Die Schweiz schlägt sich sehr erfolgreich bei ihrer engen Verflechtung mit der Weltwirtschaft. Im 2012 ist der Überschuss in der Ertragsbilanz um 31 Milliarden Franken auf 80 Milliarden Franken gestiegen.

Der grösste Teil des Anstiegs der Ertragsbilanz auf 80 Milliarden Franken entfiel auf die Kapitaleinkommen, deren Einnahmenüberschuss um 29 Milliarden auf 48 Milliarden Franken zunahm, wie die Schweizerische Nationalbank (SNB) mitteilte. Ausschlaggebend dafür waren die höheren Einnahmen aus schweizerischen Direktinvestitionen im Ausland. Der Einnahmenüberschuss im Aussenhandel mit Waren nahm um 2 Milliarden auf 16 Milliarden Franken zu, da die Einnahmen aus Exporten stärker stiegen als die Ausgaben für Importe.
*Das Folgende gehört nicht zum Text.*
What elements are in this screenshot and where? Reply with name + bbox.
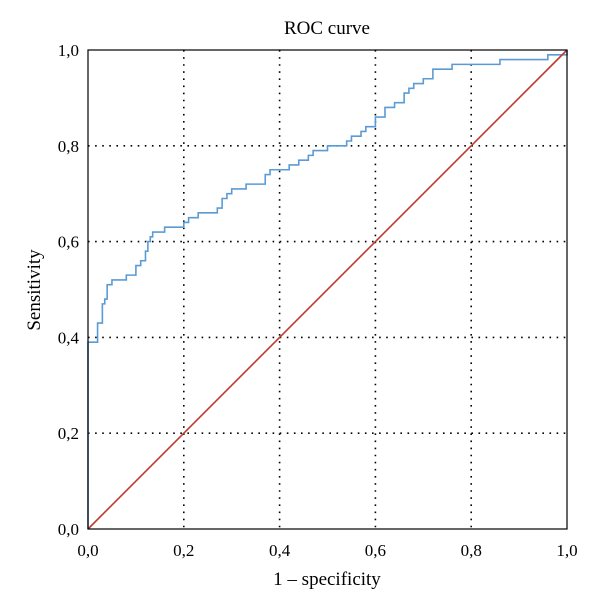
reference-diagonal-line <box>87 49 568 530</box>
x-tick-label: 0,2 <box>173 541 194 560</box>
y-tick-label: 1,0 <box>58 41 79 60</box>
x-tick-label: 0,6 <box>365 541 386 560</box>
grid-lines <box>88 50 567 529</box>
series-layer <box>87 49 568 530</box>
roc-curve-line <box>87 50 568 529</box>
x-tick-label: 0,0 <box>77 541 98 560</box>
x-axis-title: 1 – specificity <box>273 569 381 590</box>
x-tick-label: 1,0 <box>556 541 577 560</box>
y-tick-label: 0,6 <box>58 233 79 252</box>
y-tick-label: 0,8 <box>58 137 79 156</box>
x-tick-label: 0,4 <box>269 541 291 560</box>
plot-frame <box>87 49 568 530</box>
y-tick-label: 0,2 <box>58 424 79 443</box>
y-axis-title: Sensitivity <box>24 249 45 331</box>
tick-labels: 0,0 0,2 0,4 0,6 0,8 1,0 0,0 0,2 0,4 0,6 0,8 1,0 <box>58 41 578 560</box>
y-tick-label: 0,0 <box>58 520 79 539</box>
chart-title: ROC curve <box>284 18 370 39</box>
y-tick-label: 0,4 <box>58 328 80 347</box>
x-tick-label: 0,8 <box>461 541 482 560</box>
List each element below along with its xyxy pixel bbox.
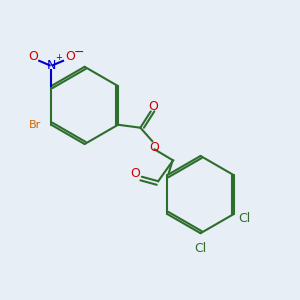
Text: Br: Br [28,120,41,130]
Text: +: + [55,53,62,62]
Text: O: O [130,167,140,180]
Text: O: O [148,100,158,112]
Text: O: O [150,140,160,154]
Text: −: − [74,46,84,59]
Text: N: N [46,59,56,72]
Text: O: O [65,50,75,64]
Text: Cl: Cl [238,212,251,225]
Text: O: O [28,50,38,64]
Text: Cl: Cl [194,242,207,255]
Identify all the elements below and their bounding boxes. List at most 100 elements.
Im Aussenhandel mit Diensten sank der Einnahmenüberschuss hingegen um 3 Milliarden auf 43 Milliarden Franken.

Die Devisenkäufe der SNB prägten den Kapitalverkehr, dadurch stiegen die Kapitalexporte von 43 Milliarden Franken im Vorjahr auf 175 Milliarden Franken. Bei den Direktinvestitionen resultierten Nettokapitalexporte von 38 Milliarden Franken (2011: 32 Milliarden Franken), hauptsächlich weil die Unternehmen in der Schweiz ihre Beteiligungen im Ausland ausbauten. Den Kapitalexporten der Nationalbank und bei den Direktinvestitionen standen per Saldo Kapitalimporte im Kredit- und Einlagengeschäft der Banken von 58 Milliarden Franken gegenüber. 2011 waren es 49 Milliarden Franken gewesen.